He wonders if she knew, if she even understood.

She wields words like weapons and dispenses justice as easily as one slicks jam on toast. She lives up to her name, a glowing goddess of war, a true child of Mars. But as she walked through the valleys of their world, she held the allure of Venus and the charms of Minerva. He wonders if the gods got together to create their perfect child in her. She is bright and self-contained, darkness and light in one being. She helps those who can't help themselves and punish those she deems unworthy. She is everything beautiful and perfect, all things horrifying and scarred.
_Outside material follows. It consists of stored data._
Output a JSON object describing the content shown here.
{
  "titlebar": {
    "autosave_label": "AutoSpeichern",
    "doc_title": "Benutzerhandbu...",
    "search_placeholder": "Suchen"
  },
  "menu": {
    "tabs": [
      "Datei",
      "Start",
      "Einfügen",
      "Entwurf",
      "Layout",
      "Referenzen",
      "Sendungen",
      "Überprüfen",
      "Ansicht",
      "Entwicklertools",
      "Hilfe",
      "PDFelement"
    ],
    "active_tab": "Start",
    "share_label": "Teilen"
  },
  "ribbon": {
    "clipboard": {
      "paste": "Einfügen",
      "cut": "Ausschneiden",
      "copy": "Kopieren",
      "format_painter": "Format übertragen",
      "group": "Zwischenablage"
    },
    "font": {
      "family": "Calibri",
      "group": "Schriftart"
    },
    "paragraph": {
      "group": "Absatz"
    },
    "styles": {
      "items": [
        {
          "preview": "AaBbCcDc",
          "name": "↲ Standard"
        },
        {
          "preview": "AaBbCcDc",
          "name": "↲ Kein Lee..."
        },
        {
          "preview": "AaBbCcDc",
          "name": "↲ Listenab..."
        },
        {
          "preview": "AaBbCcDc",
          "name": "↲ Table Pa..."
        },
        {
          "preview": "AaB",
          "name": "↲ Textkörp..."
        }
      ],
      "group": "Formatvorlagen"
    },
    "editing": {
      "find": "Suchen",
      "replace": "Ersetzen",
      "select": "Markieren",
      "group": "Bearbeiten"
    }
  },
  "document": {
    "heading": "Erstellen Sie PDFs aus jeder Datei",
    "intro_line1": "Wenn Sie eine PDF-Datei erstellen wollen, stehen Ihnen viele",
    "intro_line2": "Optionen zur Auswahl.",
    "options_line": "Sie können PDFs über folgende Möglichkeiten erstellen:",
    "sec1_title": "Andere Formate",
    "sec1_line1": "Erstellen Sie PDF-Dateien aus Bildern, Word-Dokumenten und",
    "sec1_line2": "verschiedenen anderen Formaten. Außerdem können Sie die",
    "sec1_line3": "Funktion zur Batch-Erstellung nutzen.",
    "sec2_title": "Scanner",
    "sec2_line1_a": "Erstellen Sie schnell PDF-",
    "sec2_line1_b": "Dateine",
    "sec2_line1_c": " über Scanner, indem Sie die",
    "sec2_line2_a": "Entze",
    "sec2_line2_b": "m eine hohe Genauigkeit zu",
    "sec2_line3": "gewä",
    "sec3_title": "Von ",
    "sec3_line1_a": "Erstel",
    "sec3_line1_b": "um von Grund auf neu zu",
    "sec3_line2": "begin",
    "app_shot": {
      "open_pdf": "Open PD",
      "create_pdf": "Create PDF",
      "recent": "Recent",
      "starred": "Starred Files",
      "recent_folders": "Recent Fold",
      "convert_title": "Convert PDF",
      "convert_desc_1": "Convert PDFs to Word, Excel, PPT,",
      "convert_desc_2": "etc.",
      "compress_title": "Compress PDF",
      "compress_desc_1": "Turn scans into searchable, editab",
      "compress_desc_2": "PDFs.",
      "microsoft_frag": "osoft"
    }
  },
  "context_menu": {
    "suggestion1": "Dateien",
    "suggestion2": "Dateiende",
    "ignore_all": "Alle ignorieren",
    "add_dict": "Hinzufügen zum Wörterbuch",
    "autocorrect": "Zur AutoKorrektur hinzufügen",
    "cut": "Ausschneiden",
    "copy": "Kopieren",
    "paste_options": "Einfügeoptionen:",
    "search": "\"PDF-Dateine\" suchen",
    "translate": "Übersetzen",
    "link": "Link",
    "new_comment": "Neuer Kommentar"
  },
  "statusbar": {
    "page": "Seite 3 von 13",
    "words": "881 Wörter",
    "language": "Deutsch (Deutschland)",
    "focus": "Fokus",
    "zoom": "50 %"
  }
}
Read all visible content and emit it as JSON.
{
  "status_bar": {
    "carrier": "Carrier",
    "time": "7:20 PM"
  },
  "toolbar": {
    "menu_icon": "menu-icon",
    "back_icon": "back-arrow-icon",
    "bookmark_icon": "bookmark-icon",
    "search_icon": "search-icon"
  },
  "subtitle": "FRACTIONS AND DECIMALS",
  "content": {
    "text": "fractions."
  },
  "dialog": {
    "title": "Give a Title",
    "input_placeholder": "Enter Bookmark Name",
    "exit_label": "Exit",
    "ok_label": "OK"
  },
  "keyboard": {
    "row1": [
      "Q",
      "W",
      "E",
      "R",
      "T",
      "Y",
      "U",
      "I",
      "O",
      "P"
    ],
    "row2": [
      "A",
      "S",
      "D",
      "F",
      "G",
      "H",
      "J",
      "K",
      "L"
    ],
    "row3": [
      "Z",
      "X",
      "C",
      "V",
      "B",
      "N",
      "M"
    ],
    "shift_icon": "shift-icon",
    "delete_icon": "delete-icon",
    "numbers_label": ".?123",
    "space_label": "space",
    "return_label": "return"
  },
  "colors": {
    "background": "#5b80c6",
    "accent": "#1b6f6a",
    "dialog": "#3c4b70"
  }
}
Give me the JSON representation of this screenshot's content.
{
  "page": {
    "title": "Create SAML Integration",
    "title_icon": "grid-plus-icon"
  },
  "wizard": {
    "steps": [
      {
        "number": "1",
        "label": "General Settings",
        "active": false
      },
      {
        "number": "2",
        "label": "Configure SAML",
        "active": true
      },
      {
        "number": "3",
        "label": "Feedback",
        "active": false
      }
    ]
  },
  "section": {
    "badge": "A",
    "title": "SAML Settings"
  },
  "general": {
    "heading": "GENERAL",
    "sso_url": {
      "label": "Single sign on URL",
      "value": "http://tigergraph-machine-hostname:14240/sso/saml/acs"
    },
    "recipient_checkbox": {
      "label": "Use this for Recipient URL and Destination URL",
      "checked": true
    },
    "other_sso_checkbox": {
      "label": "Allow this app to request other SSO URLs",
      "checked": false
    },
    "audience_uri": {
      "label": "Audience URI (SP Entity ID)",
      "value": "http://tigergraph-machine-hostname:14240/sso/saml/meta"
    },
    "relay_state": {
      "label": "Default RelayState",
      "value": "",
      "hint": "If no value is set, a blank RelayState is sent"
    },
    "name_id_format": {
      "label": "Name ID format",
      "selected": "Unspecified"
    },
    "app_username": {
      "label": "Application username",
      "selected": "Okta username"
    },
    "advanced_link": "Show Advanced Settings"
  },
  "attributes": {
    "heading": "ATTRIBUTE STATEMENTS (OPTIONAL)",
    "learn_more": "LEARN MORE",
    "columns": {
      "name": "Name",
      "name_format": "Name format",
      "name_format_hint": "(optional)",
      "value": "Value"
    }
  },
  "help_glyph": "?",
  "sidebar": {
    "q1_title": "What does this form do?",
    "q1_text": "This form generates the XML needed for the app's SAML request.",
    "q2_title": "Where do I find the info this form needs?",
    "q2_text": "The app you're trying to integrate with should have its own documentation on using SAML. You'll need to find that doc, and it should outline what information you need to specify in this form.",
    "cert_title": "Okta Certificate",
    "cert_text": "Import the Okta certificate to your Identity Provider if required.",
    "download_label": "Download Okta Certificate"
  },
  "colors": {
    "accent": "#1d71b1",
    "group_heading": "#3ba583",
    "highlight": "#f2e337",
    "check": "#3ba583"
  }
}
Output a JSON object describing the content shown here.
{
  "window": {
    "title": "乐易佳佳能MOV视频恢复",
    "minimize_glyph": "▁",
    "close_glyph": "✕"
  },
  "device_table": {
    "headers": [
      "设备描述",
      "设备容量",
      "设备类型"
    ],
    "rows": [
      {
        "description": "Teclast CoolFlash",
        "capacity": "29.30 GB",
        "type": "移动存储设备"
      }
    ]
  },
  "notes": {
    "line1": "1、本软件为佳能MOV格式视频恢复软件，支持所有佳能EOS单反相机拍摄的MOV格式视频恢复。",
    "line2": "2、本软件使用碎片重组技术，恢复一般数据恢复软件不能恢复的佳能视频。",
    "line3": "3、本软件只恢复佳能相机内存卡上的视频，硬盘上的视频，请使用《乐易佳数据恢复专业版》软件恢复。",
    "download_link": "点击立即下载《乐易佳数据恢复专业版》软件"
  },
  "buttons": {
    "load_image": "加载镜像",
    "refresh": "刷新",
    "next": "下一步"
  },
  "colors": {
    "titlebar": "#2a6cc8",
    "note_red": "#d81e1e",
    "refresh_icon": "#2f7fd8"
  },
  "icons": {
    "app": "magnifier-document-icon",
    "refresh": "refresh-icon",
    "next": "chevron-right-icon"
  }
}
She walks taller than her stature, and people are content to leave wide paths for her. Men fall at her feet, willing to do her deeds and have her wrap them around her fingers. A tilt of the head and a batting of over-long lashes have them on their knees. They look and see the perfection of beauty and the desire to protect, and though she needs no protection, she allows them their thoughts and uses their foolishness as part of her arsenal. She is Venus personified.

She smites the wicked without fail, without fear. Her worldview allows only ethical men, not moral men who use the law to further agendas. But her justice is neither blind nor unyielding. Her morals are grey. She would rather deal with gangsters than government agents if it means dispensing justice where needed. They say no man is an island, but Veronica Mars is no man. She is Mars personified.

She stands alone. Men have come before and after him, all attempting to reach her unreachable heart. None walked away unscathed. But he stood broken before and dared to breach her walls. She could not break him further. But she does. Every time she ran, every time she withdrew, she broke him further, something he had never thought possible.

But he breaks her, too. He started it first. He had created her.